Benchmarking Prompt Injection Detection for Web Agents
DOI:
https://doi.org/10.64751/ijdim.2026.v5.n2.pp131-137Keywords:
Prompt Injection; LLM Security; Web Agents; Adversarial Machine Learning; Benchmarking; Llama Guard; Perplexity Detection; AI Safety; Natural Language Processing; Cybersecurity.Abstract
Large Language Model (LLM)-powered web agents are rapidly being deployed to automate consequential digital tasks, from managing electronic communications to executing financial transactions. This expanded capability simultaneously introduces prompt injection as a critical security threat: adversarially crafted instructions, whether embedded in user input or retrieved from malicious web content, can override an agent's intended directives and cause unauthorised actions. A fundamental obstacle to countering this threat is the absence of a standardised, reproducible evaluation framework; existing studies either demonstrate novel attacks without assessing defences, or propose detection techniques validated only against narrow, private datasets. This paper presents an open-source benchmarking framework that enables fair, comparative evaluation of prompt injection detection methods in the specific operational context of web agents. The framework contributes three primary artefacts: (i) a curated dataset of 5,000 labelled prompts spanning four attack categories—direct keyword injection, direct paraphrase injection, indirect web-page injection, and multi-turn chain attacks—organised under a new webagent-specific taxonomy; (ii) a modular Detector Adapter Hub that allows plug-and-play integration of diverse detection models through a common BaseDetector interface; and (iii) a Benchmark Orchestrator that evaluates all registered detectors against identical inputs and aggregates accuracy, false positive rate, F1-score, and inference latency.
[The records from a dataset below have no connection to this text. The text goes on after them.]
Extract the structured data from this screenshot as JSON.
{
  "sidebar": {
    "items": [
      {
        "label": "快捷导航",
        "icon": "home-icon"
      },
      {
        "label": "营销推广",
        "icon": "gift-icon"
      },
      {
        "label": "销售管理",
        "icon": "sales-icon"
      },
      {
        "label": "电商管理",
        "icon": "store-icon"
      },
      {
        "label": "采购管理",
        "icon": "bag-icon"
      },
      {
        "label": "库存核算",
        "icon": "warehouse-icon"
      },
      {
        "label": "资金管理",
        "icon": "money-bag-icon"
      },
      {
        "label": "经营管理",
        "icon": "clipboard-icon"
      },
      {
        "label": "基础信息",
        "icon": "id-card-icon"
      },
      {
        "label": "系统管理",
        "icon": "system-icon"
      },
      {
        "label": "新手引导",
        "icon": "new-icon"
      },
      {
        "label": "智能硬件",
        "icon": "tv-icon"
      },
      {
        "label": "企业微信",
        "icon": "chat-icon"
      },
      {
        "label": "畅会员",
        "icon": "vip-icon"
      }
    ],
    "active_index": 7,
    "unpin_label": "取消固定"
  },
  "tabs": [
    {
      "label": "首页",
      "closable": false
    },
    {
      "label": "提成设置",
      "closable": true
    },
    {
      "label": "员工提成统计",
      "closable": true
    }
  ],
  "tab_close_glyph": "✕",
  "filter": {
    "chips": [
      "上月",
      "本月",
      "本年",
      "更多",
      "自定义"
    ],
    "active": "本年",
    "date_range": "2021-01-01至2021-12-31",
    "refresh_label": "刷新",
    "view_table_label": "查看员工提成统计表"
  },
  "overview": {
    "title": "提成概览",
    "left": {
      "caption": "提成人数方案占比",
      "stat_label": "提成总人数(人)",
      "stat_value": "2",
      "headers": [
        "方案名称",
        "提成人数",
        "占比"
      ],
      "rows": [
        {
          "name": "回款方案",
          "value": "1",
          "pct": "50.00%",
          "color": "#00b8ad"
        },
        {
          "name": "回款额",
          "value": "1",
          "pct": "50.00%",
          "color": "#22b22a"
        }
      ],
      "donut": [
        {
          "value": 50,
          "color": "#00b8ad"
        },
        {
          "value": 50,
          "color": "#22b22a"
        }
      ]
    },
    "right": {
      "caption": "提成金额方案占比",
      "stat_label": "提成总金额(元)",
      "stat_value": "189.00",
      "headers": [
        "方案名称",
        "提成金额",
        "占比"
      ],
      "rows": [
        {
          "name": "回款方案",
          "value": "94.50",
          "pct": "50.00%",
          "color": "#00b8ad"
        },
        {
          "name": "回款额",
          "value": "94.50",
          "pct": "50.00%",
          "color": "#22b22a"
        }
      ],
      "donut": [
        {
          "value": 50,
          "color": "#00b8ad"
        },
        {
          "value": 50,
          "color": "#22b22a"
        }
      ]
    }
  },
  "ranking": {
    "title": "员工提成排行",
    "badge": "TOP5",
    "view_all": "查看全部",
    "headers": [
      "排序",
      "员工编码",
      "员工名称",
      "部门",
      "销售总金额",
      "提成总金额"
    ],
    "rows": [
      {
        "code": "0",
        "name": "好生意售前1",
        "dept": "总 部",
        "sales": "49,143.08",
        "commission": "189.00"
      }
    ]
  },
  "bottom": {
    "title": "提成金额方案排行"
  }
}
Experiments on three representative detectors—a rulebased keyword filter, a GPT-2 perplexity scorer, and Meta's Llama Guard-7B zero-shot classifier—reveal that no single method is universally superior: the rule-based filter achieves sub-millisecond latency but misses 32% of paraphrase and indirect attacks; the perplexity detector attains 90% recall at the cost of a 35% false positive rate; and Llama Guard delivers 94.5% accuracy and a 4% false positive rate but incurs 520 ms perprompt latency. Error analysis motivates a layered defence architecture in which lightweight detectors serve as first-pass filters routing uncertain prompts to more accurate but costlier classifiers.